Chapter 07
Orientation: SQL as a table-maintenance language
Analytical SQL asks a question and returns an answer. Data-engineering SQL keeps a warehouse table correct after thousands or millions of upstream changes arrive. That shift changes the job: the query is no longer just a report, it is a contract for how target state evolves.
This chapter treats SQL as the language of safe table maintenance. You will learn how to decide which rows are new, changed, unchanged, deleted, late, or historically important before a pipeline mutates a target table.
A source table is where new data arrives. A target table is the trusted warehouse table users query. A staging query sits between them: it cleans the source, removes bad keys, chooses one row per business key, and prepares an action plan.

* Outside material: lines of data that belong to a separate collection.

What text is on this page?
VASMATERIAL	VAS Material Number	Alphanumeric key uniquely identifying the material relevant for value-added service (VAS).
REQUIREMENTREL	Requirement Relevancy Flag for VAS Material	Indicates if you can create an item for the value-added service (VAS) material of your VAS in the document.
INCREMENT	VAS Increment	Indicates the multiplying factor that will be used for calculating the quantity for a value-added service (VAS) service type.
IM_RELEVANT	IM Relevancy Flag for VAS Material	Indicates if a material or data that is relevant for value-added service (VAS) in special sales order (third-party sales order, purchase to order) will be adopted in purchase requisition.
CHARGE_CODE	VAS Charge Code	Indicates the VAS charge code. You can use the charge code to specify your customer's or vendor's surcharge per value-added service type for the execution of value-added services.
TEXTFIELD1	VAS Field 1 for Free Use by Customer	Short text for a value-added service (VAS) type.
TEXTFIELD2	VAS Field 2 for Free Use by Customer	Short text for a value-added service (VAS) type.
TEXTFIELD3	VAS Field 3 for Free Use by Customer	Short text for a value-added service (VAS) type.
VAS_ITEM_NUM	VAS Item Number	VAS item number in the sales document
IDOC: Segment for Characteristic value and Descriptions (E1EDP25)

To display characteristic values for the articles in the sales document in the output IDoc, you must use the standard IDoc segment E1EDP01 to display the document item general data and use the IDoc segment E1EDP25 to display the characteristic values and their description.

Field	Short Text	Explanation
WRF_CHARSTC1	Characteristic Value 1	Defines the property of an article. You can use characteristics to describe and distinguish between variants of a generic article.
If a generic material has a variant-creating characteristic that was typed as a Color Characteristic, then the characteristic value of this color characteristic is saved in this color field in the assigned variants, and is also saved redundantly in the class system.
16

A business key is the real-world identifier for one entity, such as `customer_id`. “One row per business key” means customer 104 should appear once in the target current table, even if the source sent customer 104 twice in one batch.
Why data engineers care
Production tables are reused by dashboards, ML features, finance workflows, and downstream models. A bad merge key, a missing replay window, or an accidental append-only model can silently corrupt every consumer.
Common mistake
Writing the mutation before proving the action plan.
You discover duplicate keys, tombstones, or changed attributes only after the target is already wrong.
Better habit
- Start with a SELECT that classifies actions per key.
- Count actions before mutating.
- Keep the source slice, target comparison, and final action labels in separate CTEs.
- Always explain at least one output row aloud: what source row met what target row, and why did that produce this action?
A senior load query is auditable: someone can read it and explain why each row will be inserted, updated, deleted, or ignored.